Aujourd’hui, on est le 8 mars, c’est la journée des femmes, alors je me dis que ce serait sympa de marquer le coup parce que physiologiquement, aux dernières nouvelles : j’en suis une.
– Hey les copines, il paraît que c’est notre fête aujourd’hui, on va au feu d’artifice de la Woman Pride ou on se noie dans un pot de Nutella ?
– Euh, la Woman Pride n’existe pas et pour le Nutella, faut rester mince… On est des femmes, non ?
Bonne question, concrètement, comment on fête la journée des femmes ?
Déjà une chose me rassure : en général, quand on décrète des jours pour des causes, on le fait pour des causes exceptionnelles. Ça veut dire que les femmes sont exceptionnelles. Ouf, bonne nouvelle ! Mais dans exceptionnelles, il y a la notion de minorité. Nous sommes quasi aussi nombreuses que les hommes, à 60 millions près, dans le monde, mais toujours considérées comme une minorité, une minorité très visible certes mais qu’on cherche encore à rendre invisible, voire à voiler intégralement.
Au Qatar, on compte seulement 22% de femmes dans la population. Ce sont plutôt les hommes qui sont tentés de s’y expatrier pour les affaires. Comme c’est curieux !
Dans la plupart des pays développés, on trouve plus de femmes que d’hommes, mais dans certaines puissances comme la Chine et l’Inde, les avortements sélectifs et infanticides de filles existent toujours pour inverser la tendance.
Notre histoire de femmes en est à un tournant déterminant. Nous n’avons jamais été aussi libres et aussi pieds et poings liés en même temps, comme si on avait obtenu un prêt pour notre indépendance et que la société nous demandait de rendre des comptes.

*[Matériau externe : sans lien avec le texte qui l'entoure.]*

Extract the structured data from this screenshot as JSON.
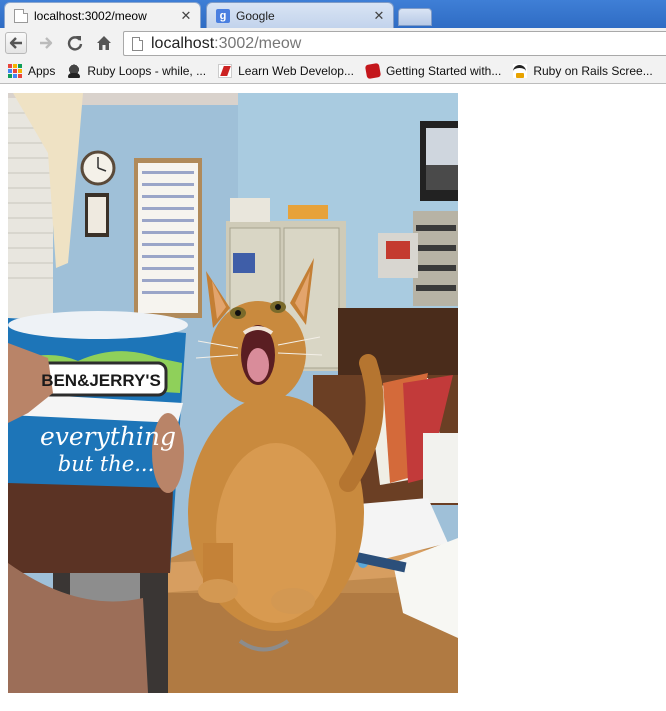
{
  "browser": {
    "tabs": [
      {
        "title": "localhost:3002/meow",
        "favicon": "page-icon",
        "active": true
      },
      {
        "title": "Google",
        "favicon": "google-icon",
        "active": false
      }
    ],
    "close_symbol": "✕",
    "address_bar": {
      "host": "localhost",
      "path": ":3002/meow"
    },
    "bookmarks": [
      {
        "label": "Apps",
        "icon": "apps-grid-icon"
      },
      {
        "label": "Ruby Loops - while, ...",
        "icon": "ruby-loops-icon"
      },
      {
        "label": "Learn Web Develop...",
        "icon": "learn-web-icon"
      },
      {
        "label": "Getting Started with...",
        "icon": "rails-icon"
      },
      {
        "label": "Ruby on Rails Scree...",
        "icon": "railscasts-icon"
      }
    ]
  },
  "page": {
    "image": {
      "subject": "cat-photo",
      "carton_text": [
        "BEN&JERRY'S",
        "everything",
        "but the..."
      ]
    }
  },
  "colors": {
    "tabstrip": "#3f7fd6",
    "toolbar": "#f2f2f2",
    "wall": "#9fc0d8",
    "cat": "#c98a3e",
    "desk": "#c08a4e",
    "carton": "#1d75b8"
  }
}
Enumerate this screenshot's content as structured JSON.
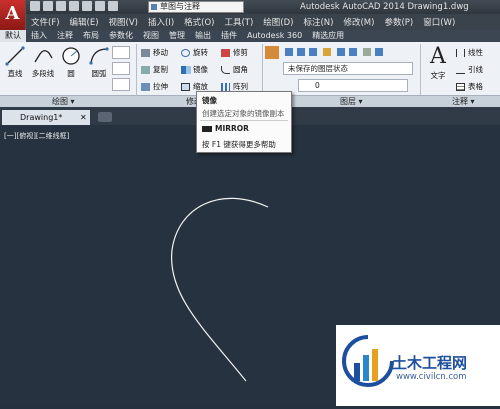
{
  "app": {
    "logo_letter": "A",
    "title": "Autodesk AutoCAD 2014    Drawing1.dwg",
    "workspace": "草图与注释"
  },
  "menubar": [
    "文件(F)",
    "编辑(E)",
    "视图(V)",
    "插入(I)",
    "格式(O)",
    "工具(T)",
    "绘图(D)",
    "标注(N)",
    "修改(M)",
    "参数(P)",
    "窗口(W)"
  ],
  "ribbon_tabs": [
    "默认",
    "插入",
    "注释",
    "布局",
    "参数化",
    "视图",
    "管理",
    "输出",
    "插件",
    "Autodesk 360",
    "精选应用"
  ],
  "draw_panel": {
    "title": "绘图 ▾",
    "tools": [
      "直线",
      "多段线",
      "圆",
      "圆弧"
    ]
  },
  "modify_panel": {
    "title": "修改 ▾",
    "tools": [
      "移动",
      "旋转",
      "修剪",
      "复制",
      "镜像",
      "圆角",
      "拉伸",
      "缩放",
      "阵列"
    ]
  },
  "layer_panel": {
    "title": "图层 ▾",
    "state": "未保存的图层状态",
    "current_layer": "0"
  },
  "annotation_panel": {
    "title": "注释 ▾",
    "text_tool": "文字",
    "tools": [
      "线性",
      "引线",
      "表格"
    ]
  },
  "tooltip": {
    "title": "镜像",
    "description": "创建选定对象的镜像副本",
    "command": "MIRROR",
    "help": "按 F1 键获得更多帮助"
  },
  "document": {
    "tab": "Drawing1*",
    "viewport_label": "[一][俯视][二维线框]"
  },
  "watermark": {
    "name": "土木工程网",
    "url": "www.civilcn.com"
  },
  "colors": {
    "viewport_bg": "#263240",
    "highlight": "#e02b2b",
    "curve": "#ffffff"
  }
}
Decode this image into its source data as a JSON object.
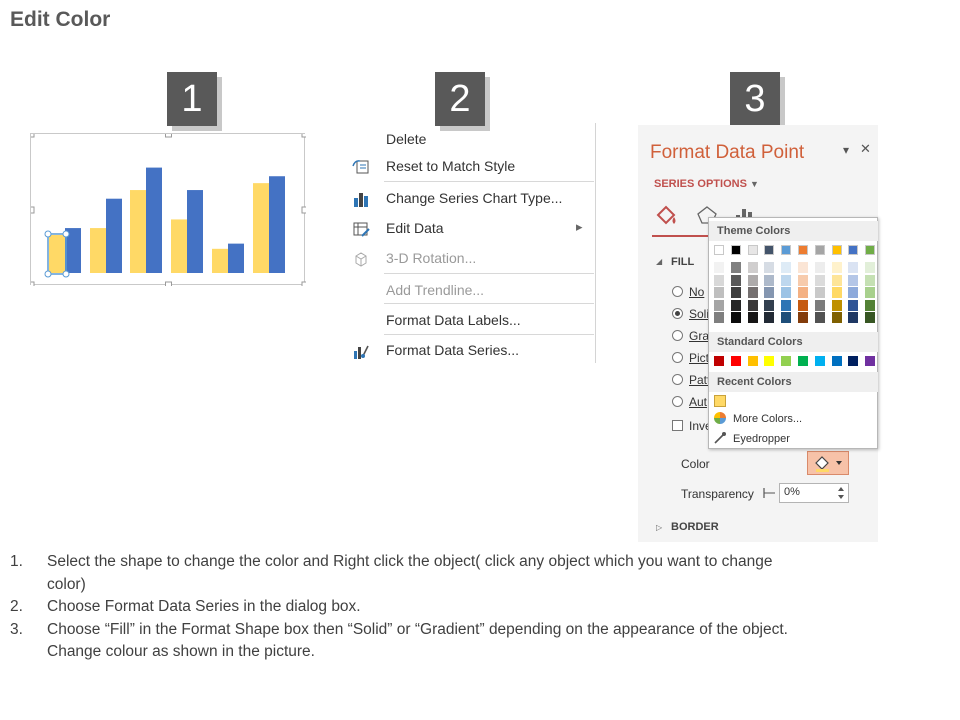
{
  "page": {
    "title": "Edit Color"
  },
  "steps": {
    "one": "1",
    "two": "2",
    "three": "3"
  },
  "chart": {
    "colors": {
      "series_yellow": "#ffd966",
      "series_blue": "#4472c4"
    },
    "values": [
      [
        0.22,
        0.26
      ],
      [
        0.26,
        0.43
      ],
      [
        0.48,
        0.61
      ],
      [
        0.31,
        0.48
      ],
      [
        0.14,
        0.17
      ],
      [
        0.52,
        0.56
      ]
    ]
  },
  "context_menu": {
    "items": [
      {
        "label": "Delete",
        "icon": "none-icon",
        "disabled": false
      },
      {
        "label": "Reset to Match Style",
        "icon": "reset-style-icon",
        "disabled": false
      },
      {
        "label": "Change Series Chart Type...",
        "icon": "bar-chart-icon",
        "disabled": false
      },
      {
        "label": "Edit Data",
        "icon": "edit-data-icon",
        "disabled": false,
        "has_submenu": true
      },
      {
        "label": "3-D Rotation...",
        "icon": "cube-icon",
        "disabled": true
      },
      {
        "label": "Add Trendline...",
        "icon": "none-icon",
        "disabled": true
      },
      {
        "label": "Format Data Labels...",
        "icon": "none-icon",
        "disabled": false
      },
      {
        "label": "Format Data Series...",
        "icon": "format-series-icon",
        "disabled": false
      }
    ]
  },
  "format_pane": {
    "title": "Format Data Point",
    "dropdown_glyph": "▾",
    "close_glyph": "✕",
    "series_options": "SERIES OPTIONS",
    "fill_header": "FILL",
    "border_header": "BORDER",
    "fill_options": [
      "No",
      "Soli",
      "Gra",
      "Pict",
      "Patt",
      "Aut"
    ],
    "selected_fill": 1,
    "invert_label": "Inve",
    "color_label": "Color",
    "transparency_label": "Transparency",
    "transparency_value": "0%"
  },
  "color_picker": {
    "theme_header": "Theme Colors",
    "standard_header": "Standard Colors",
    "recent_header": "Recent Colors",
    "more_colors": "More Colors...",
    "eyedropper": "Eyedropper",
    "theme_top": [
      "#ffffff",
      "#000000",
      "#e7e6e6",
      "#44546a",
      "#5b9bd5",
      "#ed7d31",
      "#a5a5a5",
      "#ffc000",
      "#4472c4",
      "#70ad47"
    ],
    "theme_shades": [
      [
        "#f2f2f2",
        "#808080",
        "#d0cece",
        "#d6dce4",
        "#deebf6",
        "#fbe5d5",
        "#ededed",
        "#fff2cc",
        "#dae3f3",
        "#e2efd9"
      ],
      [
        "#d8d8d8",
        "#595959",
        "#aeabab",
        "#adb9ca",
        "#bdd7ee",
        "#f7cbac",
        "#dbdbdb",
        "#fee599",
        "#b4c6e7",
        "#c5e0b3"
      ],
      [
        "#bfbfbf",
        "#3f3f3f",
        "#757070",
        "#8496b0",
        "#9cc3e5",
        "#f4b183",
        "#c9c9c9",
        "#ffd965",
        "#8eaadb",
        "#a8d08d"
      ],
      [
        "#a5a5a5",
        "#262626",
        "#3a3838",
        "#323f4f",
        "#2e75b5",
        "#c55a11",
        "#7b7b7b",
        "#bf9000",
        "#2f5496",
        "#538135"
      ],
      [
        "#7f7f7f",
        "#0c0c0c",
        "#171616",
        "#222a35",
        "#1e4e79",
        "#833c0b",
        "#525252",
        "#7f6000",
        "#1f3864",
        "#375623"
      ]
    ],
    "standard": [
      "#c00000",
      "#ff0000",
      "#ffc000",
      "#ffff00",
      "#92d050",
      "#00b050",
      "#00b0f0",
      "#0070c0",
      "#002060",
      "#7030a0"
    ],
    "recent": [
      "#ffd966"
    ]
  },
  "instructions": [
    {
      "num": "1.",
      "lines": [
        "Select the shape to change the color and Right click the object( click any object which you want to change",
        "color)"
      ]
    },
    {
      "num": "2.",
      "lines": [
        "Choose Format Data Series in the dialog box."
      ]
    },
    {
      "num": "3.",
      "lines": [
        "Choose “Fill” in the Format Shape box then “Solid” or “Gradient” depending on the appearance of the object.",
        "Change colour as shown in the picture."
      ]
    }
  ]
}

Droit de vote, droit de travailler, droit de s’exprimer, comment on va te faire rembourser tout ça ?
« Tu t’es faite traitée de sale p*** ? Tu l’avais un peu cherché, quelle idée de sortir déguisée en femme ? ».
« Tu veux être payée comme un homme, mais pourquoi vouloir tomber enceinte au moment le plus exponentiel de ta carrière ? »
Alors comme moi-même, je n’arrive pas à savoir exactement ce qu’est la journée de la femme, je vais demander :
– Dis moi Jamy, c’est quoi la journée de la femme ?
– Excellente question Fred !
– Euh non moi c’est Annabelle …
– Et bien, c’est pas sorcier Fred, la journée de la femme est une journée permettant de célébrer une fois par an le droit des femmes, le droit des femmes à ouvrir leur bouche, maquillée ou non, pour mieux leur faire passer la pilule pour tout le reste de l’année.
– Ah ok ça semble plus clair, Merci Jamy !
Donc on fête pendant un jour le droit des femmes, pour tranquillement pouvoir célébrer les 364 autres jours de l’année : leurs devoirs !
Devoir paraître indépendante et libérée tout en étant une gentille femme d’intérieur et posée,
Devoir être éduquée, intelligente et bien payée mais moins que les hommes pour ne pas les castrer
Devoir accentuer sa beauté pour se faire remarquer mais pas trop pour ne pas se faire harceler
Devoir enfanter pour l’équilibre du couple, mais en toute discrétion pour l’équilibre de ton patron
Devoir allumer sans être une allumeuse
Devoir avoir la sensibilité et l’intuition féminine tout en en ayant dans le pantalon
Devoir être performante et absorber comme un déo : 48h par jour !
Devoir encore répondre à la question « Mademoiselle ou Madame ? »
Devoir être forte et fragile à la fois, comme un bon vieux slogan de fromage de supermarché
Devoir répondre aux avances des toquards dans la rue avec le sourire pour ne pas se faire taper, mais sans le sourire pour ne pas se faire violer
Devoir dire non tout en pensant oui, devoir dire oui tout en pensant non…
Devoir encore et toujours…
Finalement, on croit qu’après le CM2, les exercices de « problèmes », c’est du passé, mais c’est de la gnognotte à côté de ce qui va nous arriver.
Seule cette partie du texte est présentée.